If you like meat on a stick, you will love shashlik. Though not exclusively Kyrgyz, rather belonging to all Turkic people in general, it is sold on almost every Bishkek street corner. Flavors include Beef, Lamb and Pork. The latter was introduced for the tastes of a sizable Russian community. Meat is tenderized in a broth of lemon juice and spices. Cheap imitations use vinegar. Every family has its own proprietary blend, so no shashlik is entirely alike. You’ll often find a cube of white fat amongst your hunks of meat. Lard is not thrown away because it is delicious. Nothing is tastier on a –20F winter day than a hunk of beef tallow, seared with a brown crust and juicy inside.
“Resistance is futile. Negotiation is irrelevant. Your culture will adapt to service us. You will be assimilated.” -Locutus of Borg
If you live in Bishkek, are tired of boiled lamb meat, and yearn for high-pressure-steamed beef patties… Then suffer in silence.
The Kyrgyz people valiantly resisted McDonald’s attempts to establish a pair of golden arches in their country. Bishkek is one of a handful of world capitals where you cannot buy a Big Mac.
Most kebob/shwarma kiosks offer what vaguely resembles an American hamburger - what I deem the "Bishkek Burger". Iceberg lettuce is substituted with raw cabbage and dill pickles are replaced with unpeeled cucumbers. During the summer months you get a soggy tomato slice and the occasional horsefly. Bishkek burger meat is no more mysterious than what leaves your average Midwestern meat packing facility. Bun quality varies depending on how long ago they were baked.

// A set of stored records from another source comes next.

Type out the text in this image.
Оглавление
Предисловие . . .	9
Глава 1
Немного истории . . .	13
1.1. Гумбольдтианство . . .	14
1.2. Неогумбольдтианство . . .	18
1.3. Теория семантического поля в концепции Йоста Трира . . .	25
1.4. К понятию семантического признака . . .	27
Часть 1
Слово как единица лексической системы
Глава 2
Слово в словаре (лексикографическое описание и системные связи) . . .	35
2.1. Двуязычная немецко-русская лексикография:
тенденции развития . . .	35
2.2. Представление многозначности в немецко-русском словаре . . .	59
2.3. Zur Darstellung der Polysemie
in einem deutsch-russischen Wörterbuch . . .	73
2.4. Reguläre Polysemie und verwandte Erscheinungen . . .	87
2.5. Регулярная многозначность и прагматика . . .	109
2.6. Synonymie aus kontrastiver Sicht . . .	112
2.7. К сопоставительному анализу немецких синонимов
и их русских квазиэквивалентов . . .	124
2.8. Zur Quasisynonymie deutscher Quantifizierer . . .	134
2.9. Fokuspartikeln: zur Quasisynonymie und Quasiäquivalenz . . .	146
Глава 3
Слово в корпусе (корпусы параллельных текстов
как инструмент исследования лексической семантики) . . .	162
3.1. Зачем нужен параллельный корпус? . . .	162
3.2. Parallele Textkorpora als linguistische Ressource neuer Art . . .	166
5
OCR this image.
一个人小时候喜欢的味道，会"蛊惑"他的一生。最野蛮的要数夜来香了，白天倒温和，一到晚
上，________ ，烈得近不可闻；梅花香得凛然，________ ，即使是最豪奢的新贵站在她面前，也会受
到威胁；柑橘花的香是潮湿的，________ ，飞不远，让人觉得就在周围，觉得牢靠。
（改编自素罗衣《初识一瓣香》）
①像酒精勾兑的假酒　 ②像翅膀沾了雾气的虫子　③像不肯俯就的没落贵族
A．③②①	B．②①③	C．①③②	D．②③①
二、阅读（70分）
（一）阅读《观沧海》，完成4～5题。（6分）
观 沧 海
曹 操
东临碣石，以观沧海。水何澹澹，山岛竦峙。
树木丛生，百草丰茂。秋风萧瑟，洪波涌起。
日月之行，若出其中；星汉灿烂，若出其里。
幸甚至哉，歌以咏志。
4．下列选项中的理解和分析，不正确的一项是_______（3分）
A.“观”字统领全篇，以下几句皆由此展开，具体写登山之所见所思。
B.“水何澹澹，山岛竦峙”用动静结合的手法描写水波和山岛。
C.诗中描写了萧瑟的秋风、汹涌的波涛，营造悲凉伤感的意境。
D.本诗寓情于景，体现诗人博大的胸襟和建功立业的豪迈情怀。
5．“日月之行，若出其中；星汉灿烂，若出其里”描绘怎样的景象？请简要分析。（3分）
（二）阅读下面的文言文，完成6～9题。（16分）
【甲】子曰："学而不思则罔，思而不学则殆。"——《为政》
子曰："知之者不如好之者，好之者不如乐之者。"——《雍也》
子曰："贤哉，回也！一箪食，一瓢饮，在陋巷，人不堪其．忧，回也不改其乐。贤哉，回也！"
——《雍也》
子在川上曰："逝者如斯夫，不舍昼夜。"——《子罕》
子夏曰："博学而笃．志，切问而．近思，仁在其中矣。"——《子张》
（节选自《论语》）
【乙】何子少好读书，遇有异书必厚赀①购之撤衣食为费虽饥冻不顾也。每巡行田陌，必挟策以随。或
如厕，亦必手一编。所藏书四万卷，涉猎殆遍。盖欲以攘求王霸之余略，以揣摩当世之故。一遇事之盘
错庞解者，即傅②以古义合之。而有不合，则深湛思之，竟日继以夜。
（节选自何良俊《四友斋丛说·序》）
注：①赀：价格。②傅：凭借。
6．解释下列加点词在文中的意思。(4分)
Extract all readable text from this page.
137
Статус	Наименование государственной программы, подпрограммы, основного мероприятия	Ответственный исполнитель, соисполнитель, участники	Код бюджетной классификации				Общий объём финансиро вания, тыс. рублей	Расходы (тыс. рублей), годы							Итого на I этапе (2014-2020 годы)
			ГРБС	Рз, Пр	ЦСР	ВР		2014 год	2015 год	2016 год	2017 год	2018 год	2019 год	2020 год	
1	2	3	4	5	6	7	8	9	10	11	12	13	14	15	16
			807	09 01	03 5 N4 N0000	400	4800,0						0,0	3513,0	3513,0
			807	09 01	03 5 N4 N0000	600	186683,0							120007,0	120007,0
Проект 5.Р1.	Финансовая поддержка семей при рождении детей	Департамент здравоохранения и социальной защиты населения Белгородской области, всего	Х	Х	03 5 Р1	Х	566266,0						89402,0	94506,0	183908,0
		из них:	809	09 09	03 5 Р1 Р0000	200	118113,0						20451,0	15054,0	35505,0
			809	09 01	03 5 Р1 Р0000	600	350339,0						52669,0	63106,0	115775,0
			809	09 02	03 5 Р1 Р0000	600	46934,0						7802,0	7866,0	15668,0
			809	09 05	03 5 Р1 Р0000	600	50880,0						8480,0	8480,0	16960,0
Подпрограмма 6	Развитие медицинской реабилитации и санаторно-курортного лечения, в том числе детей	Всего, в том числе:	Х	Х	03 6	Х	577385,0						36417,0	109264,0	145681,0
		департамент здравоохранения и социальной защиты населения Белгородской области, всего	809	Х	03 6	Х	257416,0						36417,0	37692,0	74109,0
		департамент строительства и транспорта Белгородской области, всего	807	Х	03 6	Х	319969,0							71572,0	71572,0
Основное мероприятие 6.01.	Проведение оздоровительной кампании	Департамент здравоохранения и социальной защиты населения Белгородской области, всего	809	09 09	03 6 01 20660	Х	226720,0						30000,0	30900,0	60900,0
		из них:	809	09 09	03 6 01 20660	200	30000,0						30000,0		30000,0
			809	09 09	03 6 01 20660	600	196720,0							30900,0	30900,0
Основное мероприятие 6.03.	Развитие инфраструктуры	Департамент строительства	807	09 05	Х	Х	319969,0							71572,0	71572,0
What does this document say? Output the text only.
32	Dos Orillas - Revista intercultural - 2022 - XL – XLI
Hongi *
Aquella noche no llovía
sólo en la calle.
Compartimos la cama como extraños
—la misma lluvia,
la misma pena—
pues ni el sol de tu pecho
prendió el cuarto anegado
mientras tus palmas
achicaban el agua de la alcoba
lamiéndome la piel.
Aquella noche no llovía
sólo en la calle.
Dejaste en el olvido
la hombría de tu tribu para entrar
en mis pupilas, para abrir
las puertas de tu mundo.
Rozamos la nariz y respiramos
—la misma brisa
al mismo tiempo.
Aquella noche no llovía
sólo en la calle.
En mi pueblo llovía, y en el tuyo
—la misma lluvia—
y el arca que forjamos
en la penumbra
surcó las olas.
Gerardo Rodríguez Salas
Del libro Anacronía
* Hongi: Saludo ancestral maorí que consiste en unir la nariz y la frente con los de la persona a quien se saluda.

Bishkek burgers are so thoroughly drenched in oil that just one packs 1000 calories - the average human's basil metabolic requirement. Mountain trekkers can often be seen sliding a Bishkek burger into each of their pockets as cheap fuel for extended Tian-Shan journeys. In a pinch some have been known to eat their flashy purple, grease soaked Gore-Tex jump suits.